Донна сказала, что Расселл не такой, как все люди. Что с ним общаются животные. Что он может исцелить человека наложением рук, вытянуть из тебя всю гниль начисто — будто опухоль.
— Он видит тебя до последней клеточки, — добавила Руз.
Точно это было что-то хорошее.
Мысль о том, что меня кто-то оценит, затмила любые вопросы или подозрения, которые у меня могли бы возникнуть насчет Расселла. В том возрасте я была в первую очередь предметом оценки, и только, поэтому в любом общении сила всегда была на стороне моего собеседника.
Когда они говорили о Расселле, по их лицам проскальзывал отблеск секса, трепет школьниц перед выпускным балом. Об этом никто прямо не говорил, но я поняла, что они все с ним спали. Поняв это, я вспыхнула, ужаснулась про себя. Но кажется, никто никого не ревновал.
— Сердцу ничего не принадлежит, — звенела Донна. — Любовь — это другое. — Она сжала руку Хелен, они переглянулись.
Сюзанна почти всю дорогу молчала и сидела поодаль, но даже у нее лицо менялось, стоило кому-нибудь упомянуть Расселла. В ее глазах появлялась супружеская нежность, которую и мне захотелось ощутить.
Как знать, может, я улыбалась собственным мыслям, глядя, как мимо проносятся знакомые городские очертания, как автобус едет сквозь тень и солнце. Я здесь выросла, я изучила этот город так глубоко, что даже названий улиц почти не знала и ходила, ориентируясь на зрительные или памятные приметы. Угол, где мать, одетая в сиреневый брючный костюм, подвернула ногу. Рощица, при виде которой мне всегда смутно думалось, что там собираются злые силы. Аптека с рваным навесом. Мне — в окне незнакомого автобуса, с колючим ковром под ногами — город виделся начисто лишенным моего присутствия. Уехать отсюда было легко.
Они обсуждали праздник солнцестояния. Хелен — стоя на коленях, привычными, бойкими рывками затягивая хвостики. Взахлеб говорили о платьях, в которые они переоденутся, о дурацкой песенке, которую в честь солнцестояния сочинил Расселл. Какой-то Митч дал им денег, хватит на выпивку. Непонятно, почему, но Донна произносила это имя очень многозначительно.

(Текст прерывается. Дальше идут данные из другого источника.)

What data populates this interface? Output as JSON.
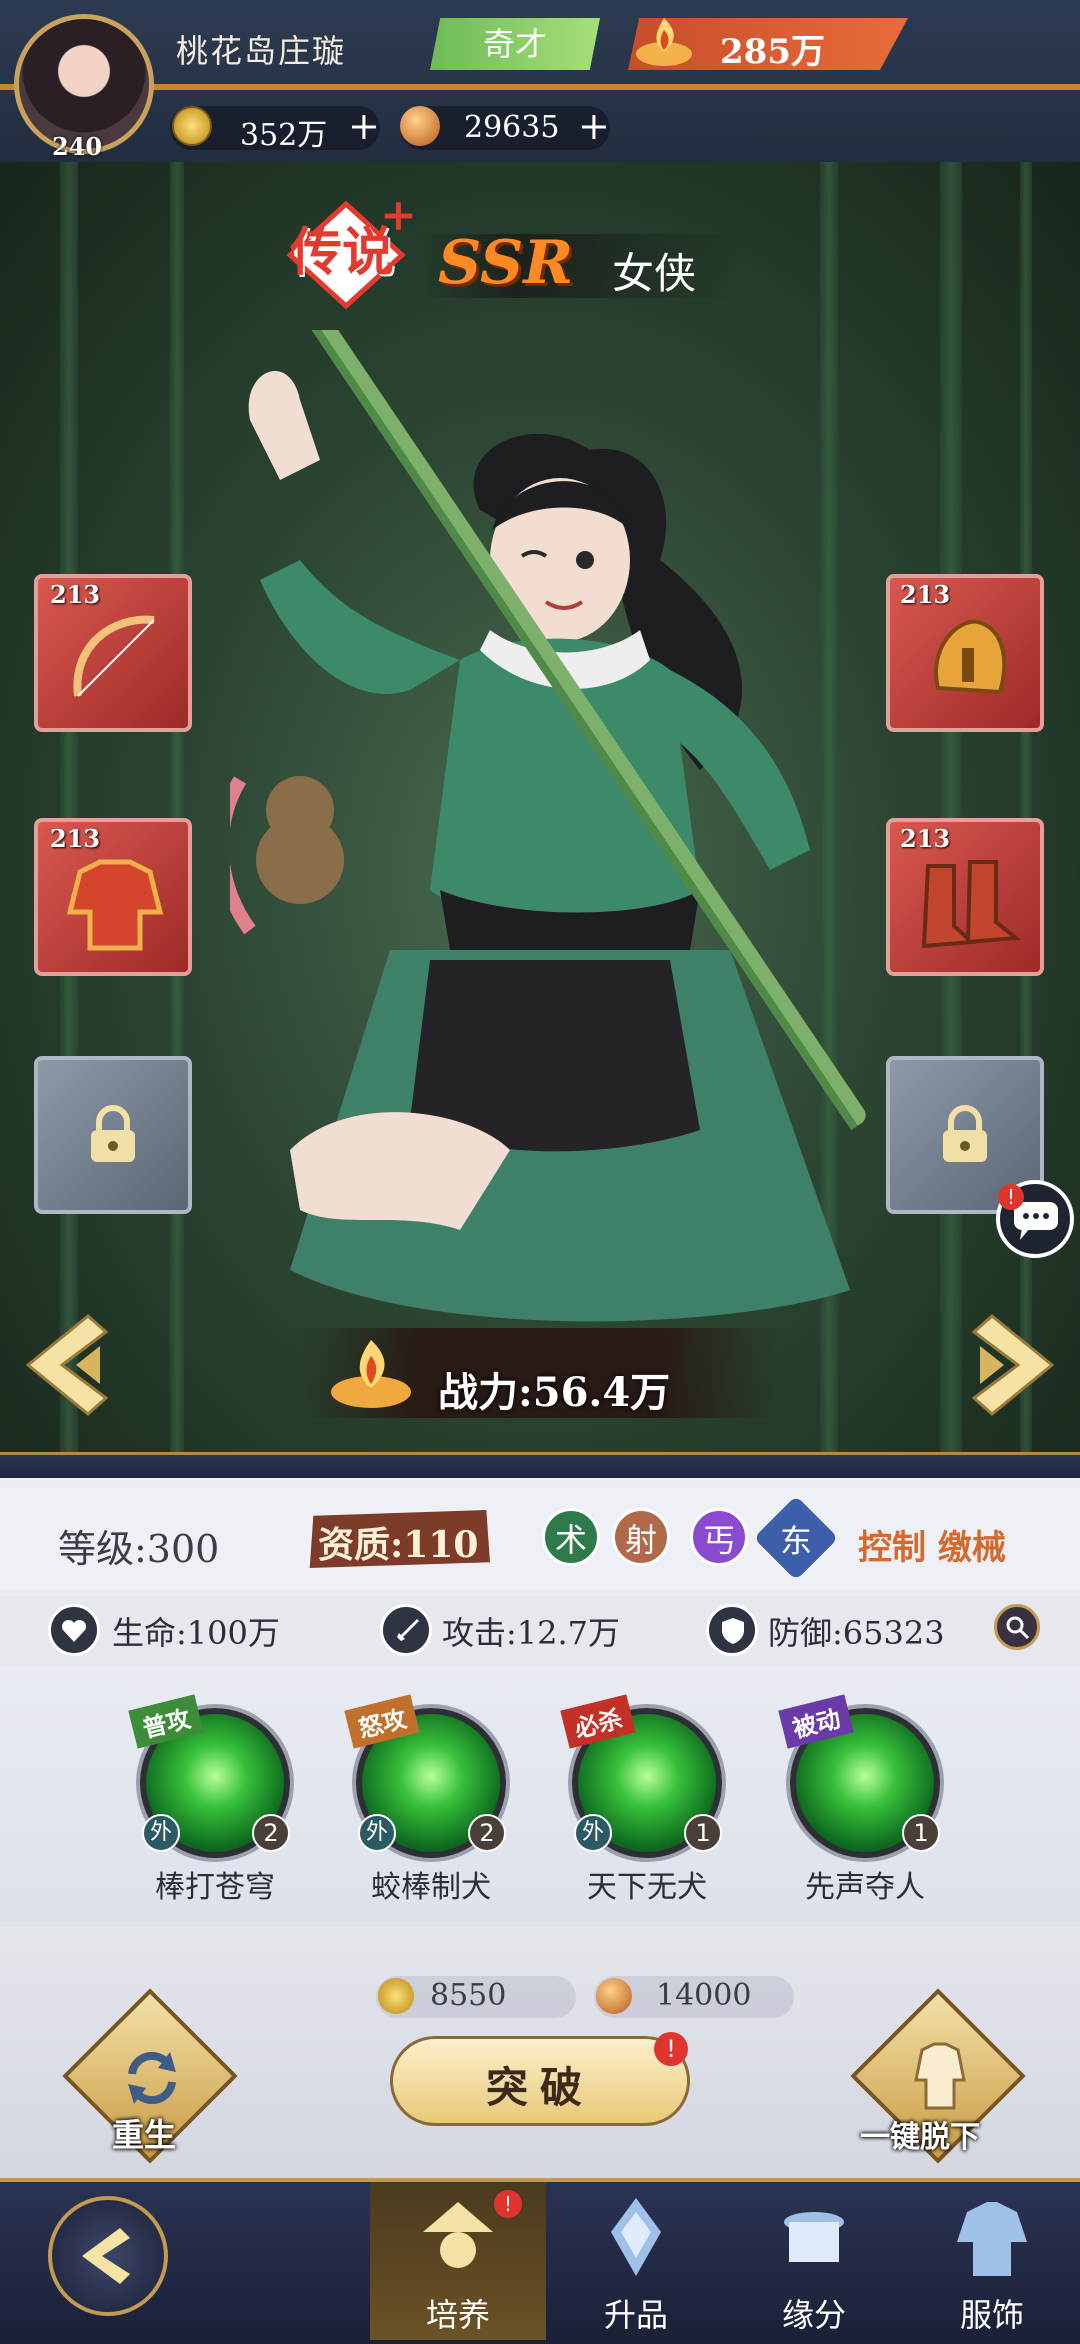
{
  "player": {
    "name": "桃花岛庄璇",
    "avatar_level": "240",
    "title": "奇才",
    "power": "285万"
  },
  "resources": {
    "coins": "352万",
    "orbs": "29635",
    "plus": "+"
  },
  "hero": {
    "rank": "传说",
    "rank_plus": "+",
    "rarity": "SSR",
    "role": "女侠",
    "combat_power": "战力:56.4万"
  },
  "equipment": {
    "slot_level": "213"
  },
  "stats": {
    "level": "等级:300",
    "quality": "资质:110",
    "tags": [
      "术",
      "射",
      "丐",
      "东"
    ],
    "roles": "控制 缴械",
    "hp": "生命:100万",
    "attack": "攻击:12.7万",
    "defense": "防御:65323"
  },
  "skills": [
    {
      "type": "普攻",
      "type_color": "#3c8c3a",
      "name": "棒打苍穹",
      "count": "2",
      "mark": "外"
    },
    {
      "type": "怒攻",
      "type_color": "#c0702a",
      "name": "蛟棒制犬",
      "count": "2",
      "mark": "外"
    },
    {
      "type": "必杀",
      "type_color": "#c23028",
      "name": "天下无犬",
      "count": "1",
      "mark": "外"
    },
    {
      "type": "被动",
      "type_color": "#6a3aa8",
      "name": "先声夺人",
      "count": "1"
    }
  ],
  "breakthrough": {
    "cost_coins": "8550",
    "cost_orbs": "14000",
    "label": "突破",
    "badge": "!"
  },
  "actions": {
    "rebirth": "重生",
    "unequip_all": "一键脱下"
  },
  "nav": {
    "tabs": [
      "培养",
      "升品",
      "缘分",
      "服饰"
    ],
    "active": 0,
    "badge": "!"
  },
  "colors": {
    "accent_gold": "#c39a52",
    "power_red": "#d9542b",
    "title_green": "#6dbb56"
  }
}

— Ну, Митч? — повторяла она. — Митч Льюис?
Про Митча я не знала, но о его группе слышала — видела их по телевизору, они выступали в студии под софитами, на лбах пузырился пот. Фоном служила лохматая мишура, сцена вращалась, и все музыканты крутились на ней, будто балерины из музыкальной шкатулки.
Я сделала вид, что мне все равно, но надо же: оказывается, он и вправду существует, этот мир, в котором известных музыкантов зовут просто по имени.
— Митч однажды позвал Расселла на запись, — сообщила Донна. — Он обалдел от Расселла.
И снова это благоговение перед Расселлом, эта убежденность. Я завидовала этой вере — в то, что кто-то может снизать воедино пустые куски твоей жизни и ты ощутишь под ногами сеть, в которой один день соединен с другим.
— Рассел будет знаменитым, так-то вот, — прибавила Хелен, — он уже и контракт на запись альбома подписал.
Она как будто сказку рассказывала — впрочем, даже лучше, ведь она знала, что это все случится на самом деле.
— А знаешь, как Митч зовет Расселла? — Донна мечтательно всплеснула руками. — Чародей. Скажи, кайфово?
Освоившись на ранчо, я заметила, что тут все говорят о Митче. О том, как Расселл вот-вот запишет альбом. Митч был святым-покровителем, слал на ранчо ящиками молоко, чтобы детишки получали кальций, поддерживал деньгами. Всю историю я узнаю гораздо позже. Митч с Расселлом познакомились на Бейкер-Бич, на какой-то сходке хиппи. Расселл пришел в кожаных штанах, с мексиканской гитарой за спиной. В окружении своих женщин, которые клянчили мелочь с видом библейских нищенок. Холодный темный песок, костер, у Митча передышка между записями. Какой-то мужик в круглой шляпе готовит мидий в котелке.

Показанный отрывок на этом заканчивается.